Die Perspektive der Menschen auf See stellte Bremens Hafenkapitän Stephan Berger in den Mittelpunkt seiner Kapitänsrede. Dabei griff er das diesjährige Motto des International Day of the Seafarer „Carrying world trade. Carrying the risks.“ auf: Seeleute tragen den Welthandel – und zugleich dessen Risiken. Diese Risiken hätten durch die geopolitische Lage eine neue Dimension erreicht. Im Schwarzen Meer, im Roten Meer und in der Straße von Hormus gerieten zivile Handelsschiffe in militärische Konflikte. Berger formulierte dazu drei klare Grundsätze: „Handelsschiffe sind keine Kriegsschiffe“, sagte er. „Seeleute sind Zivilisten. Sie dürfen weder zu Zielen noch zu Geiseln oder zur Verhandlungsmasse geopolitischer Konflikte gemacht werden.“

Zugleich forderte Berger, die maritime Kompetenz in Deutschland zu sichern. „Wenn Versorgung und Verteidigungsfähigkeit vom Seetransport abhängen, ist nautische Kompetenz keine beliebig austauschbare Ressource.“ Deutschland brauche genügend eigene, gut ausgebildete Seeleute, um auch in Krisen handlungs- und urteilsfähig zu bleiben.

Fast 27.000 € an Spenden

Auch in diesem Jahr wurde beim Kapitänstag für die Bremer Seemannsmission und das Hafenmuseum Bremen gesammelt. Die Seemannsmission bietet Seeleuten in den bremischen Häfen praktische Hilfe, einen sicheren Ort und für einige Stunden Normalität. Das Hafenmuseum bewahrt und vermittelt die Geschichte der Häfen und der Menschen, die dort und auf See arbeiten. 

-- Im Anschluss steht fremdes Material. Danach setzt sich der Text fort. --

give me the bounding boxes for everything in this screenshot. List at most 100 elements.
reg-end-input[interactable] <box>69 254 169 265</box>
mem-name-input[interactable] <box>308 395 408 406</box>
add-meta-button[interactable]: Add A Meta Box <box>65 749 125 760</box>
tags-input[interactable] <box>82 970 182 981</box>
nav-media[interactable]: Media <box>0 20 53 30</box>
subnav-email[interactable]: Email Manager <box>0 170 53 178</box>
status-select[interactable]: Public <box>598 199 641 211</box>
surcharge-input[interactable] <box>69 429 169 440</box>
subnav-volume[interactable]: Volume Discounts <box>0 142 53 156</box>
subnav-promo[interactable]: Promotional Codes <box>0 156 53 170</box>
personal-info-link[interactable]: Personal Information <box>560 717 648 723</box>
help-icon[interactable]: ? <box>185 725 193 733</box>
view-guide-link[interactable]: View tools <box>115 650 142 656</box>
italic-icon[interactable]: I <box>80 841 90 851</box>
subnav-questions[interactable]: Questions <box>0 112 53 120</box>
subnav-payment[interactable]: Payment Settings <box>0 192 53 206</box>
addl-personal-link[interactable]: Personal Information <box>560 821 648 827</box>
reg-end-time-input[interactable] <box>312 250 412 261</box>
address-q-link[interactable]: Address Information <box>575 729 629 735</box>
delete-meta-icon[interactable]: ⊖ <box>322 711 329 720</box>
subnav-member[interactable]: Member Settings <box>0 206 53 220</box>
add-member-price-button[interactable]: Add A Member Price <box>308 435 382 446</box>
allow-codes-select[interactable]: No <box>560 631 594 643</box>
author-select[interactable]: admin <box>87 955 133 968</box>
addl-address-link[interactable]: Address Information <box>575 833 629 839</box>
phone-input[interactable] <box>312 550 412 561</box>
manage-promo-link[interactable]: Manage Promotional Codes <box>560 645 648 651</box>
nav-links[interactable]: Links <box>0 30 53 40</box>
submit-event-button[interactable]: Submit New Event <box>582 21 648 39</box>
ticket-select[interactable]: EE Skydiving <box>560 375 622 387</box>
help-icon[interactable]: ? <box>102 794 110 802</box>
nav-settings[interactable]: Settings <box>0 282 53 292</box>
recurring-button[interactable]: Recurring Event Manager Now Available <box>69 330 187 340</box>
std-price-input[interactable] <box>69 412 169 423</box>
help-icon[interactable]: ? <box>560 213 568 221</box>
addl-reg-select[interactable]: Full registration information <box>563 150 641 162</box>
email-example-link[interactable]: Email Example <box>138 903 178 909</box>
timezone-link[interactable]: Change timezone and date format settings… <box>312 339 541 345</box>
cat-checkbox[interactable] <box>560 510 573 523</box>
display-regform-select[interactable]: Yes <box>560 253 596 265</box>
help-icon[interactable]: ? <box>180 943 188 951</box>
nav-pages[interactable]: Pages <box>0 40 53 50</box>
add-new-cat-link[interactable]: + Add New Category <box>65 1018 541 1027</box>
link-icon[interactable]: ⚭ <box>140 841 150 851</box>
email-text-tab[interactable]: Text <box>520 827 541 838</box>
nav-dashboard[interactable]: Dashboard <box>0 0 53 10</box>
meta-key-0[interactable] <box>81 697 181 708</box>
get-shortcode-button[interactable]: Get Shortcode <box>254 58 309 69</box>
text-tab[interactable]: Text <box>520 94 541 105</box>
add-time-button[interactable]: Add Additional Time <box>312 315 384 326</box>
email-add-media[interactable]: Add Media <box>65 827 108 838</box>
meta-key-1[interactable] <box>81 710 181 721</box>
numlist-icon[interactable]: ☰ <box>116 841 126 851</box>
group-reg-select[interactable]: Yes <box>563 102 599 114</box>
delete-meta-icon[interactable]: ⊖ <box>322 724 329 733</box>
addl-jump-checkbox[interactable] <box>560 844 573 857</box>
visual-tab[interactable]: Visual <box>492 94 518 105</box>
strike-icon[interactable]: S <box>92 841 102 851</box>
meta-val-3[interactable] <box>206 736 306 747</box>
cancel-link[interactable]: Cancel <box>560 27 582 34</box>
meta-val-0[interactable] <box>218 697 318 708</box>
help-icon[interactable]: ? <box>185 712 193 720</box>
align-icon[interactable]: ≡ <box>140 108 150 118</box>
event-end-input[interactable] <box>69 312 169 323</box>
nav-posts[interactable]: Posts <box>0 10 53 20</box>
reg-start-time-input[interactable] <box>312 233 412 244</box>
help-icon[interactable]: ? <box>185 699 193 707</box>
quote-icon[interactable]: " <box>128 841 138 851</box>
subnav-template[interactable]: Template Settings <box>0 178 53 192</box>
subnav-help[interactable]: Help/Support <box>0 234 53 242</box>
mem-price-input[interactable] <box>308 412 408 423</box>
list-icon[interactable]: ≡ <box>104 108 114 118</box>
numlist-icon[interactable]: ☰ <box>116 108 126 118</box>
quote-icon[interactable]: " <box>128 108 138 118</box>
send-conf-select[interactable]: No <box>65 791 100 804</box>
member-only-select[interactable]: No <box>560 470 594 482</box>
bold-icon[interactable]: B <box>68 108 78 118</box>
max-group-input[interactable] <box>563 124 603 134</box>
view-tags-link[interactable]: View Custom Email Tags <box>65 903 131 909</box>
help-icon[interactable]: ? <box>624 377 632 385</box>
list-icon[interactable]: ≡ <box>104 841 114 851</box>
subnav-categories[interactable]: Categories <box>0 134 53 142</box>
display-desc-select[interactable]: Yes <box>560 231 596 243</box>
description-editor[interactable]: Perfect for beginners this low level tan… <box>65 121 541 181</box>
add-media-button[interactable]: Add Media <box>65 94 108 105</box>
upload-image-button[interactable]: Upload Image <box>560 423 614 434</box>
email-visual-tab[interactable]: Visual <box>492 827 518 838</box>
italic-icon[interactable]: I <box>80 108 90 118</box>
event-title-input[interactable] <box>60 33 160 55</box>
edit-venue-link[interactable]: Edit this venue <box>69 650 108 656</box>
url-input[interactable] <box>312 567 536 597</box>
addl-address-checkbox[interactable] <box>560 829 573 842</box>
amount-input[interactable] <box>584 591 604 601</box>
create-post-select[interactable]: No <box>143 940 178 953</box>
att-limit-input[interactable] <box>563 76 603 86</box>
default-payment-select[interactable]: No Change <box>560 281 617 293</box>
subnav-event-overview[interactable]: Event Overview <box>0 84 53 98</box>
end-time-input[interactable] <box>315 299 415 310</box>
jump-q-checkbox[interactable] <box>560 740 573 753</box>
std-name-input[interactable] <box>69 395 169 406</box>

„Die eine Einrichtung hilft den Menschen, die heute zu uns kommen. Die andere sorgt dafür, dass ihre Arbeit und ihre Geschichte morgen noch sichtbar sind“, sagte Berger.

Insgesamt kamen beim 59. Bremer Kapitänstag Spenden in Höhe von 26.855 € für die Bremer Seemannsmission und das Hafenmuseum Bremen zusammen.